Keynote Speakers
Yun Li (IEEE Fellow)
University of Electronic Science and Technology of China
Biography: Yun Li was an intelligent systems Engineer with the U.K. National Engineering Laboratory, Glasgow, in 1989, and a postdoctoral Research Engineer with Industrial Systems and Control Ltd, Glasgow, in 1990. From 1991 to 2018, he was an intelligent systems Lecturer, Senior Lecturer, and Professor with University of Glasgow, Glasgow, and served as Founding Director of University of Glasgow Singapore, Singapore. He later served as the Founding Director of Dongguan Industry 4.0 Artificial Intelligence Laboratory, Dongguan, China, and of i4AI Ltd, London, U.K. He is currently Professor with Shenzhen Institute for Advanced Study, University of Electronic Science and Technology of China, Shenzhen, China.,Since 1991, his research has been focused on computational artificial intelligence and its applications.
Weijia Jia (IEEE Fellow)
Beijing Normal University
Biography: Weijia Jia is currently a Chair Professor and Director of Joint AI and Future Networking Research Institute of Beijing Normal University (BNU, Zhuhai) and United International College (UIC), Zhuhai, Guangdong, China. He also serves as the VP for Research at UIC China. Prior joining BNU/UIC, he served as the Deputy Director ofState Kay Laboratory of Internet of Things for Smart City at the University of Macau and Zhiyuan Chair Professor at the Shanghai Jiaotong University, PR China. He received BSc/MSc from Center South University, China in 82/84 and PhD from Polytechnic Faculty of Mons, Belgium in 93, respectively; all in computer science. For 93-95, he joined German National Research Center for Information Science (GMD) in Bonn (St. Augustine) as a research fellow. From 95-13, he worked in City University of Hong Kong as a professor. His contributions have been recoganized for the research of optimal network routing and deployment; vertex cover; anycast and multicast protocols; sensors networking; knowledge relation extractions; NLP and intelligent edge computing. He has over 600 publications in the prestige international journals/conferences and research books and book chapters. He hasreceived thebest product awards from the International Science & Tech. Expo (Shenzhen) in 2011/2012 and the 1st Prize of Scientific Research Awards from the Ministry of Education of China in 2017 (list 2) and many provincial science and tech awards. He has served as area editor for various prestige international journals, chair and PC member/keynote speaker for many top international conferences. He is the Fellow of IEEE and the Distinguished Member of CCF.
Title: LLM Technologies and their Impacts on Task Layer Scheduling in Edge Computing
Abstract: This talk first introduces the technologies used by the large languarge model (LLM) and then compares them with the technologies we developped for the container and task scheduling in the edge computing. Before running the container in an edge server, an image composed of several task layers must be scheduled locally. However, it has been conspicuously neglected by existing work that task scheduling at the granularity of the layers instead of the image can significantly reduce the task completion time to meet the real-time requirement and resource efficiency in the resource-limited edge servers. This talk will further discuss our recent investigations on the online container and image/layer scheduling algorithms in the edge environments with similar AI approaches as compared with the popular technologies used LLM.
Juergen Branke
University of Warwick, UK
Biography: Juergen Branke is Professor of Operational Research and Systems at Warwick Business School, Vice-Chair of ACM SIGEVO. His research area lies at the interface of machine learning and optimisation and falls into the broader field of prescriptive analytics, i.e., how to use data and models to make optimal decisions. In particular, he works on methods such as metaheuristics and Bayesian optimisation to tackle problems that involve uncertainty, are dynamically changing over time, or involve multiple, conflicting objectives.

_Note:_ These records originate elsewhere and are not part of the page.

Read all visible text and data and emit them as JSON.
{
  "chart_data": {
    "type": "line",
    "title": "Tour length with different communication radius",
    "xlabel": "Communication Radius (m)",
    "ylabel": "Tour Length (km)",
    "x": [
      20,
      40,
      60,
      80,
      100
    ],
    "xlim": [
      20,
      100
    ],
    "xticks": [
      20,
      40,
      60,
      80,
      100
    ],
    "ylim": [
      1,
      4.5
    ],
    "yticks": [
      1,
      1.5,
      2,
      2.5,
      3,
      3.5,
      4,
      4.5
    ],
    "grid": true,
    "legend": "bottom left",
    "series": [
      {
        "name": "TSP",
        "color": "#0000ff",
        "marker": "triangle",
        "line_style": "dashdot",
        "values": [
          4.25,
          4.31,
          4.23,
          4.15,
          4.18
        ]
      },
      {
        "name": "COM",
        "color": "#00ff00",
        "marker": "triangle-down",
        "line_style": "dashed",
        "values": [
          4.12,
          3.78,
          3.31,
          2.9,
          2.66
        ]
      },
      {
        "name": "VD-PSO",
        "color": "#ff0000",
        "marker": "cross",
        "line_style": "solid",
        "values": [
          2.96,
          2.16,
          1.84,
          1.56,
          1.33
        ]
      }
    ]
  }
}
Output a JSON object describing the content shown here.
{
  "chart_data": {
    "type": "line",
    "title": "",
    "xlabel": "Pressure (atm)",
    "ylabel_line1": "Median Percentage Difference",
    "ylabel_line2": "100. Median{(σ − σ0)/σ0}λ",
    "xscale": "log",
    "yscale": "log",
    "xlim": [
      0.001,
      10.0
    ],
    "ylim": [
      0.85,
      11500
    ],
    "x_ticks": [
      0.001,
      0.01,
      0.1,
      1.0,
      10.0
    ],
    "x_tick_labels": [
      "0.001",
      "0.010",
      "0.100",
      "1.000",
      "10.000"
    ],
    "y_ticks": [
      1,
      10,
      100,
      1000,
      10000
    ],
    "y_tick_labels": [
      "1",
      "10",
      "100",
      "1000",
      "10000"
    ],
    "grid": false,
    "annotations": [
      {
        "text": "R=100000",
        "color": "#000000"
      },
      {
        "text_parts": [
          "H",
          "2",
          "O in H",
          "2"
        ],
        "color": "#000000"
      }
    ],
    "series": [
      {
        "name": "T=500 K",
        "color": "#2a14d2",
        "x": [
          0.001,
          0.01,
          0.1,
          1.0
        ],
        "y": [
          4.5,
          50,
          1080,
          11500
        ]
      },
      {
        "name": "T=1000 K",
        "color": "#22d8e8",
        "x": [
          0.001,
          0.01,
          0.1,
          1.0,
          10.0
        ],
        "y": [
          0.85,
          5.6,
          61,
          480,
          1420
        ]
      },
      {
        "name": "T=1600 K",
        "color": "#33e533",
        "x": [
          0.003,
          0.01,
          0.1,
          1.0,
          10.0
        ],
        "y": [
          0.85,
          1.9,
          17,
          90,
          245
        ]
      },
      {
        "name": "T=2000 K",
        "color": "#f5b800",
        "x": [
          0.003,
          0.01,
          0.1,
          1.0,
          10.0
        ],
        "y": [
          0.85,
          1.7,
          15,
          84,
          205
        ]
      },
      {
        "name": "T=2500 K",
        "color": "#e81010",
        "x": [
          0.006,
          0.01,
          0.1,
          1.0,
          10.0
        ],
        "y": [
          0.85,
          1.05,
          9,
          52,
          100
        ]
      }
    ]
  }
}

Professor Branke is the Editor-in-Chief of ACM Transactions on Evolutionary Learning and Optimization, Area Editor of the Journal of Heuristics and the Journal of Multi-Criteria Decision Analysis, and Associate Editor of the IEEE Transactions on Evolutionary Computation and the Evolutionary Computation Journal. He is the director of Warwick’s Data Science for Social Good UK chapter and Turing Fellow. He has published over 200 scientific papers and has extensive experience of working with industry in logistics, telecommunications, and engineering design.
Title: Machine Learning and Optimisation - a symbiosis
Abstract: This talk discusses the relationship between machine learning and optimisation. It demonstrates that many machine learning problems are actually optimisation problems, and could benefit from advances in operational research. On the other hand, the latest challenges in optimisation, such as parameter tuning, algorithm selection, hyper heuristics or handling of uncertainty are actually closely related to machine learning. Furthermore, recent algorithmic developments such as Bayesian Optimisation very much blur the boundary between machine learning and optimisation, as they explicitly combine learning about the search space with optimisation.